La mujer inclina ligeramente la cabeza y me dice:
-Estos otros no son míos. Eran de un tío lejano que murió. Como no tenía herederos, me quedaron a mí.
Por el tono de voz y su actitud corporal, es evidente que se siente avergonzada; la aclaración es una especie de disculpa.
Estoy en su casa, revisando una buena cantidad de libros que quiere vender. Los que señala ahora son novelas de lectura ligera, de las que suelen nombrarse como best-seller, un apelativo que proviene del marketing más que de la literatura, pero que ha conseguido colarse en el mundo de los libros casi como un género. Novelas de suspenso, de espionaje, románticas, de ambiente histórico o con una dosis estudiada de todos esos rasgos juntos.
Reviso rápidamente y digo:
-No trabajo este tipo de novelas –algo que es cierto solo a medias. Mi comentario es suficiente para que la mujer me considere en el lugar del juez.
-Me imaginaba –dice- Yo tampoco los leo, pero los heredé y no los quiero –algo que ya sabíamos los dos.
El caso de esta mujer no es el único. Lo evoco porque el encuentro terminó, como se verá, de un modo más o menos curioso.
Es más frecuente encontrarse con personas orgullosas de su biblioteca o tan solo de un libro en particular. En todos los casos, se puede conjeturar que arraigamos la idea de que nuestros libros nos dejan al desnudo frente a los demás. Comparto esa creencia, aunque leer al otro por el contenido de su biblioteca no deja de ser un acto rudimentario. Una biblioteca particular puede tener un perfil determinado, pero siempre mostrará saltos que pueden hablar de un momento preciso del pasado, de cierta evolución lectora, de cierto corrimiento en las zonas de interés… Mostrará, además, anomalías; puntos o sectores en los que es posible sospechar un regalo de alguien que no conocía bien al destinatario, herencias, libros abandonados por una persona que compartió los estantes, pero que ya no está. También estos cuerpos extraños hablan de nosotros, pero solo nosotros somos capaces de interpretar sus voces con certeza.
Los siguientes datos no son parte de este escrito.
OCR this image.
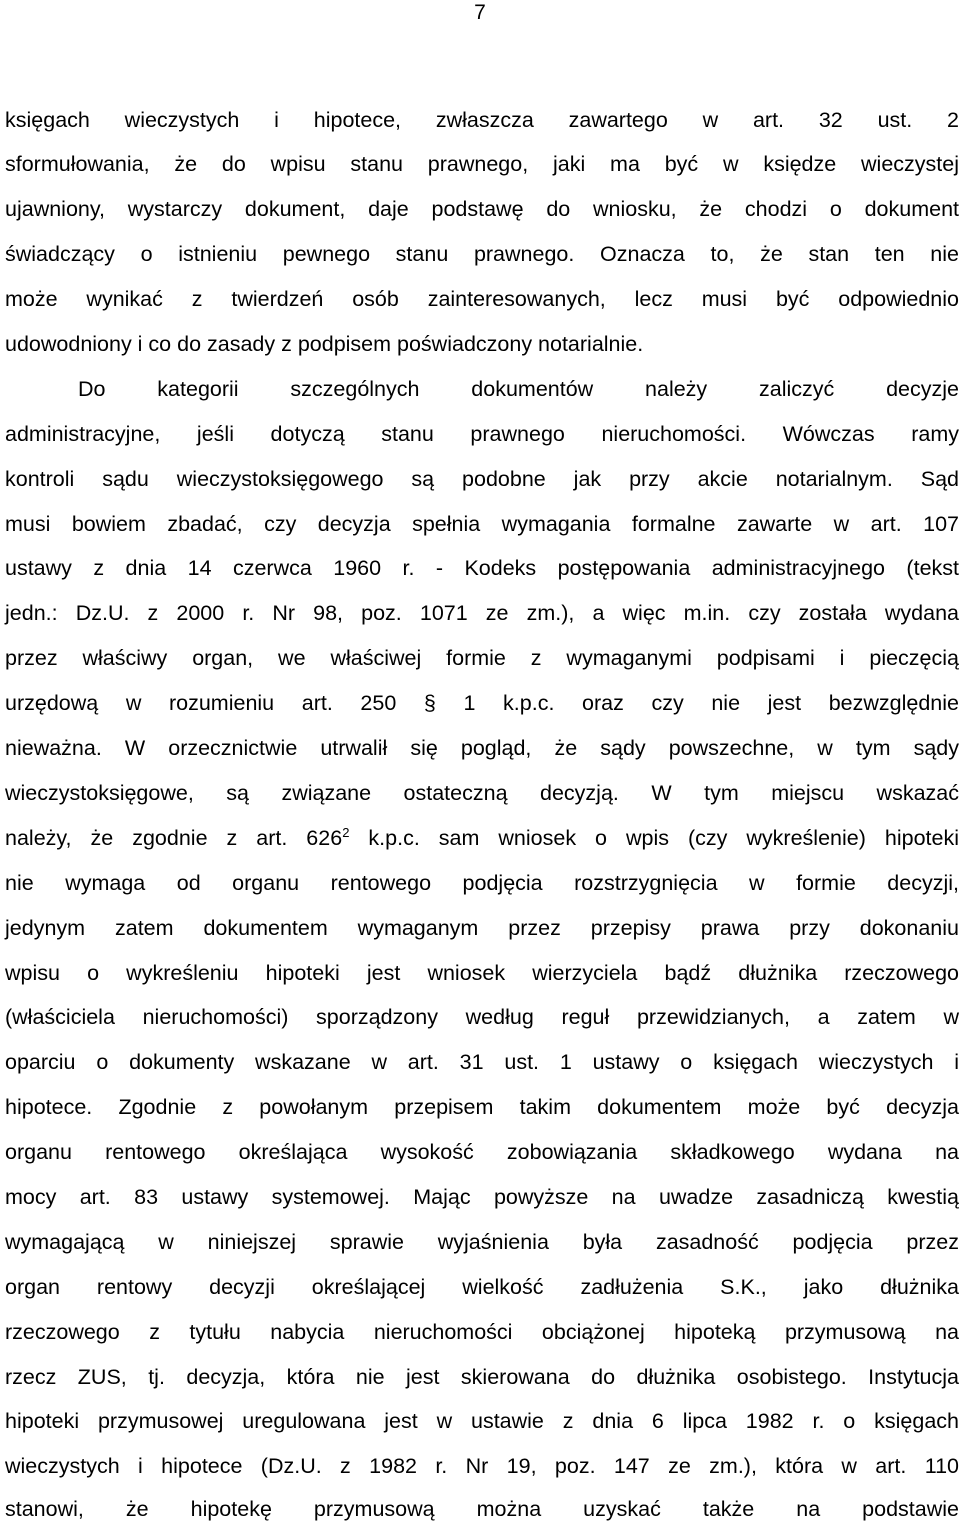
7
księgach wieczystych i hipotece, zwłaszcza zawartego w art. 32 ust. 2
sformułowania, że do wpisu stanu prawnego, jaki ma być w księdze wieczystej
ujawniony, wystarczy dokument, daje podstawę do wniosku, że chodzi o dokument
świadczący o istnieniu pewnego stanu prawnego. Oznacza to, że stan ten nie
może wynikać z twierdzeń osób zainteresowanych, lecz musi być odpowiednio
udowodniony i co do zasady z podpisem poświadczony notarialnie.
Do kategorii szczególnych dokumentów należy zaliczyć decyzje
administracyjne, jeśli dotyczą stanu prawnego nieruchomości. Wówczas ramy
kontroli sądu wieczystoksięgowego są podobne jak przy akcie notarialnym. Sąd
musi bowiem zbadać, czy decyzja spełnia wymagania formalne zawarte w art. 107
ustawy z dnia 14 czerwca 1960 r. - Kodeks postępowania administracyjnego (tekst
jedn.: Dz.U. z 2000 r. Nr 98, poz. 1071 ze zm.), a więc m.in. czy została wydana
przez właściwy organ, we właściwej formie z wymaganymi podpisami i pieczęcią
urzędową w rozumieniu art. 250 § 1 k.p.c. oraz czy nie jest bezwzględnie
nieważna. W orzecznictwie utrwalił się pogląd, że sądy powszechne, w tym sądy
wieczystoksięgowe, są związane ostateczną decyzją. W tym miejscu wskazać
należy, że zgodnie z art. $626^2$ k.p.c. sam wniosek o wpis (czy wykreślenie) hipoteki
nie wymaga od organu rentowego podjęcia rozstrzygnięcia w formie decyzji,
jedynym zatem dokumentem wymaganym przez przepisy prawa przy dokonaniu
wpisu o wykreśleniu hipoteki jest wniosek wierzyciela bądź dłużnika rzeczowego
(właściciela nieruchomości) sporządzony według reguł przewidzianych, a zatem w
oparciu o dokumenty wskazane w art. 31 ust. 1 ustawy o księgach wieczystych i
hipotece. Zgodnie z powołanym przepisem takim dokumentem może być decyzja
organu rentowego określająca wysokość zobowiązania składkowego wydana na
mocy art. 83 ustawy systemowej. Mając powyższe na uwadze zasadniczą kwestią
wymagającą w niniejszej sprawie wyjaśnienia była zasadność podjęcia przez
organ rentowy decyzji określającej wielkość zadłużenia S.K., jako dłużnika
rzeczowego z tytułu nabycia nieruchomości obciążonej hipoteką przymusową na
rzecz ZUS, tj. decyzja, która nie jest skierowana do dłużnika osobistego. Instytucja
hipoteki przymusowej uregulowana jest w ustawie z dnia 6 lipca 1982 r. o księgach
wieczystych i hipotece (Dz.U. z 1982 r. Nr 19, poz. 147 ze zm.), która w art. 110
stanowi, że hipotekę przymusową można uzyskać także na podstawie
Motivo de orgullo suelen ser las bibliotecas voluminosas, más allá de su contenido. Quien tiene más de quinientos libros para exhibir suele percibirse como una persona culta, más culta que el promedio, y tratará de hacérnoslo saber.
Motivo de orgullo son aquellos libros que su dueño considera especialmente valiosos porque llevan una dedicatoria del autor, porque son ejemplares de una tirada única o restringida, porque sus autores pertenecen a algún canon consagrado en las academias o en los suplementos literarios. Quienes conocen estas consagraciones se sentirán avergonzados de aquellos libros que estén excluidos, peor, que sean especialmente despreciados por los especialistas. Los libros de autoayuda, las novelas masivamente exitosas y todo título promocionado en la televisión, suelen estar con mayor frecuencia entre aquellos por los que su dueño se sentirá obligado a presentar excusas.
Más curioso es el caso de ciertos autores que parecen provocar en muchos de sus lectores un cierto sentimiento de culpa. Es raro que un cliente que compra un libro de Vargas Llosa o de Hugo Wast no se sienta obligado a comentar que si bien se trata de escritores ligados a la derecha, “son muy buenos en su oficio”. No recibo excusas, en cambio, cuando vendo libros de autores que profesan ideas opuestas. O los lectores de derecha no compran libros de José Saramago o de Andrés Rivera, o bien no sienten ninguna culpa por hacerlo.
Comprar o vender un libro parece ser, para algunos lectores, un acto mucho más comprometido que el de cualquier otro mercadeo. La mujer que quería vender sus best-seller seguía presentando todo tipo de excusas. Estaba sinceramente angustiada. Tanto, que me sentí obligado a decir algo:
-Quédese tranquila, señora. Al fin y al cabo, usted no los escribió.